Berta vuelve de la compra. Las luces de Navidad en las calles acercan recuerdos. Piensa en su infancia. La familia reunida junto a la cocina bilbaína. El padre con el cuento de Antoñito en sus manos. Las cinco hermanas pendientes de sus palabras, repetidas cada año, como un rito renovado.
"Érase un matrimonio pobre, muy pobre. Su mayor riqueza era Antoñito, el único hijo. El niño, al acercarse la Navidad, quiso hacer un regalo al padre. Necesitaba un caballo para viajar hasta los pueblos donde ganar algún dinero para su familia..."

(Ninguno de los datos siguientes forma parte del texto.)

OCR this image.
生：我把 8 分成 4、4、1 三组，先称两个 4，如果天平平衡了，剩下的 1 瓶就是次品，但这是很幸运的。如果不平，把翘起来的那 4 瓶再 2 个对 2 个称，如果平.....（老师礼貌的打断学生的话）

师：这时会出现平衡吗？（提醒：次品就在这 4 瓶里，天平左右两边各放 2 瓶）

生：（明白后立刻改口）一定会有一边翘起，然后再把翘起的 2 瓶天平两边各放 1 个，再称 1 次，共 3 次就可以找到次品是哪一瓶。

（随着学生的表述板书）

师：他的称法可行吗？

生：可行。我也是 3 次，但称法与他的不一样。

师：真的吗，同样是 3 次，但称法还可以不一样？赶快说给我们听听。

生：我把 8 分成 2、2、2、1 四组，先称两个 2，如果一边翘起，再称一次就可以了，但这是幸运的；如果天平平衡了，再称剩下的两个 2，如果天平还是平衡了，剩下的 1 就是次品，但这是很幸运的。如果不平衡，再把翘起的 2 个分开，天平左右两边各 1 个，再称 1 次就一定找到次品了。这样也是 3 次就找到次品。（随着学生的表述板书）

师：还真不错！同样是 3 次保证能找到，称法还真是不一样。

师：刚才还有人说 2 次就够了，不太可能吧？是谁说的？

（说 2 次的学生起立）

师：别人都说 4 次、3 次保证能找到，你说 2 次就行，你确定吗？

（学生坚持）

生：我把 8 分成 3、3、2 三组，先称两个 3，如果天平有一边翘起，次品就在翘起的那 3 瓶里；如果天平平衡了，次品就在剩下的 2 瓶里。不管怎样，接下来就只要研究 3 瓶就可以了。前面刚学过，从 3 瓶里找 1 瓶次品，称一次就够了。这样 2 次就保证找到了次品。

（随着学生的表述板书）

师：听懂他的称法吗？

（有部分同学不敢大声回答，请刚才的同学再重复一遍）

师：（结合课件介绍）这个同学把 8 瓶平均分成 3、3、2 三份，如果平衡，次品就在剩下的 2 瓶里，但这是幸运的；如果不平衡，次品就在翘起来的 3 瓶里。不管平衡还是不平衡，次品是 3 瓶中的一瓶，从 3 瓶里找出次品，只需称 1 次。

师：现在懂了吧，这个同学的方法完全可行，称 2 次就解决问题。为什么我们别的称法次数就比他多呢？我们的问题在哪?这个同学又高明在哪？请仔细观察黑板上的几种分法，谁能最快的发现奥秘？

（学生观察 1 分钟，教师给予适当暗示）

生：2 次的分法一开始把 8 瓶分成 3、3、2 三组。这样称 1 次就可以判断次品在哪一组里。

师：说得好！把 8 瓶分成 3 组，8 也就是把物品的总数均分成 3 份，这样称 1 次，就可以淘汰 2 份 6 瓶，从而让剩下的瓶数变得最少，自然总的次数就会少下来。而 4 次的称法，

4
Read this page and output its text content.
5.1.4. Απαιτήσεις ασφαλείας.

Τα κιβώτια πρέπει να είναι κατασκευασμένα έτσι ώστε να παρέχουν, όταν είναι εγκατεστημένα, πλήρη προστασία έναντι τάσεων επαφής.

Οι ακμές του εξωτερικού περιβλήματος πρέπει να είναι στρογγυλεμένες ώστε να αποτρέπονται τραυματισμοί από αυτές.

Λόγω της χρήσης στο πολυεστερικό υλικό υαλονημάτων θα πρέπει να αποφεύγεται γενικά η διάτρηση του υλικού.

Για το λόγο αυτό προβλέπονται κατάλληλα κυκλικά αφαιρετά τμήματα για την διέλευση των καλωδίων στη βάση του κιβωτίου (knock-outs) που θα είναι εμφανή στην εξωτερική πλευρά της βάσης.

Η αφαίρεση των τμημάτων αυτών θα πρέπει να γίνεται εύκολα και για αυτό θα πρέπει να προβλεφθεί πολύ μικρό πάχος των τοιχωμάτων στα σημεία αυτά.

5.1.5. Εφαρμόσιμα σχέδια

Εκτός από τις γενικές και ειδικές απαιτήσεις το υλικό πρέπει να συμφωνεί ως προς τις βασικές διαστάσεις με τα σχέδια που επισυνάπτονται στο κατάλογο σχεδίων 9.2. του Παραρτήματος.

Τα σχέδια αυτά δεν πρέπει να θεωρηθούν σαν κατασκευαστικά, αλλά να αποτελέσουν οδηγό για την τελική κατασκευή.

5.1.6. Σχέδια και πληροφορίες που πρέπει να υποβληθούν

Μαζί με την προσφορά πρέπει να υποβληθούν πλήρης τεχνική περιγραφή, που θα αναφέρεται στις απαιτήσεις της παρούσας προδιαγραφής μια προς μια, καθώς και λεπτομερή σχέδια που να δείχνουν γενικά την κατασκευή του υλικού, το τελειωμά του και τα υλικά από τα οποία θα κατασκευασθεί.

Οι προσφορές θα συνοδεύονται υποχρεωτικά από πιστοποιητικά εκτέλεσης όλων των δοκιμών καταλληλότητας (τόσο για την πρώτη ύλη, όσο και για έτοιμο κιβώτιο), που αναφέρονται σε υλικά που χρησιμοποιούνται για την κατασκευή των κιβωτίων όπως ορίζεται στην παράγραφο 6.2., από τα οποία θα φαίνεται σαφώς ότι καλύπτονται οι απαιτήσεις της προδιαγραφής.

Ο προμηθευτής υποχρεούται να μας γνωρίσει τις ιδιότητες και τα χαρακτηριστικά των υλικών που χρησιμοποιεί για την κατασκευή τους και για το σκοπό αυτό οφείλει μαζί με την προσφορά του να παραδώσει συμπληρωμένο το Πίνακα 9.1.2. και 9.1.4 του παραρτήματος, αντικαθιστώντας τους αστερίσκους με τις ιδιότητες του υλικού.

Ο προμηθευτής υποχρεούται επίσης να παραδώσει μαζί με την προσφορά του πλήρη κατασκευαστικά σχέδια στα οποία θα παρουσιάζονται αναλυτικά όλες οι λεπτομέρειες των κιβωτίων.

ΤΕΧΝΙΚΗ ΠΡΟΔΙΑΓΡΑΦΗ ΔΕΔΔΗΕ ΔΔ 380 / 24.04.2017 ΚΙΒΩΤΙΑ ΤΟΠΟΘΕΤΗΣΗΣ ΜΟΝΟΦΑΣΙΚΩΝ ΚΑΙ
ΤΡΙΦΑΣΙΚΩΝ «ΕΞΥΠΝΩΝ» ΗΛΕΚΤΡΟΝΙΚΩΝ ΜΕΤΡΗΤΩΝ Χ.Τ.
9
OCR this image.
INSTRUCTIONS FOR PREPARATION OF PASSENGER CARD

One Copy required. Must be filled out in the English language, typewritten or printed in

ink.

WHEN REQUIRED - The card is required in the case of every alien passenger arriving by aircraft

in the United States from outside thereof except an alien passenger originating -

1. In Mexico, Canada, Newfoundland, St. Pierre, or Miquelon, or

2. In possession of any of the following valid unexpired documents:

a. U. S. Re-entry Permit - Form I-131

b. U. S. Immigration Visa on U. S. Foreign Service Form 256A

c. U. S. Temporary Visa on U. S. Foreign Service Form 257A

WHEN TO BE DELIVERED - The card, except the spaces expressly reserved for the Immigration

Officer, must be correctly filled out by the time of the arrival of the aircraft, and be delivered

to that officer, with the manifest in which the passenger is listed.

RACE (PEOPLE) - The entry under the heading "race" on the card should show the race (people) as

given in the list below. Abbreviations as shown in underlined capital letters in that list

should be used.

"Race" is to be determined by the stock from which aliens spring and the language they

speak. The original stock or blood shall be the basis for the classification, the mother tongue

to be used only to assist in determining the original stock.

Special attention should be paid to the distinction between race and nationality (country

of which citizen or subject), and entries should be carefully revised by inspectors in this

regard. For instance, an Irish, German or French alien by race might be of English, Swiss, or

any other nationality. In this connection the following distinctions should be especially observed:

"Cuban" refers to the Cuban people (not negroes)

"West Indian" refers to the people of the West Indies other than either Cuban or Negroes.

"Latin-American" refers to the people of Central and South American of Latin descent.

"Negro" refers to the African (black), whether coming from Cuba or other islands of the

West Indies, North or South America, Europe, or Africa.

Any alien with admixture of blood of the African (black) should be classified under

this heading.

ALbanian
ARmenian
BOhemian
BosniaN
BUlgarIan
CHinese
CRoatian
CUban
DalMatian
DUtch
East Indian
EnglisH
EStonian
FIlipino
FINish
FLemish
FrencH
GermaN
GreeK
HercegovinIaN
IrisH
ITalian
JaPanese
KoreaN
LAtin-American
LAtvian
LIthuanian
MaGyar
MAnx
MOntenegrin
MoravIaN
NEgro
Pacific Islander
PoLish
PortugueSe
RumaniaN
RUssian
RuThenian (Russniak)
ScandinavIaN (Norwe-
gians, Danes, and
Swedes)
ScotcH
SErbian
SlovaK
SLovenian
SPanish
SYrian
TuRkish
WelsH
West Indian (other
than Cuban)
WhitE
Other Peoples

Él nos miró; al vernos atentas, continuó su lectura. "Esa noche, mientras los padres dormían salió de casa y se dirigió al valle donde cientos de caballos crecían en libertad; cada primavera, los mozos del pueblo competían por domar alguno. Si lo conseguía, el animal pasaba a pertenecerle. Al llegar al valle, un rayo de luna iluminó a un potrillo blanco. Antoñito silbó con fuerza y, ¡oh milagro!, el potrillo brincó alegre y se quedó frente al niño que empezó a acariciarlo suavemente. Emprendió la vuelta y éste le siguió. Alboreaba cuando Antoñito llegó a casa. Los padres no salían de su asombro, abrazaron al niño y dieron gracias a Dios por su bondad. Aquella fue la Navidad más alegre que disfrutaron y colorín, colorado..."
El recuerdo también ha llegado a su final. Berta abre la puerta de su casa. Los hijos, universitarios, estudian para salvar los exámenes. No quiere molestarlos. Tampoco hará ruido al ordenar la compra. Y menos aún, podrá contarles el cuento de Antoñito. Quizá, sueña entornando los ojos, pueda hacerlo cuando alguno de ellos se case y, entonces, con una nieta en las rodillas, irá desgranando poco a poco el cuento de Antoñito, o el del Tren viejo, y muchos otros que inventará para ellos. A Berta le gusta soñar. Sabe que soñar no es solo cosa de niños. Mientras cocina, se cree, a lo mejor por ese gran misterio de la ternura, aquella niña que los escuchaba de boca de su padre y sonríe como si él la estuviera contemplando. Luego se aplica con el cardo, la verdura que le gusta a su marido. Se seca dos lagrimillas y piensa que, tal vez, recuerda a Teresa, su madre, que lo limpiaba para él y vuelve a sonreír. ¡Ea! Estamos en Navidad, no voy a ponerme melancólica este año.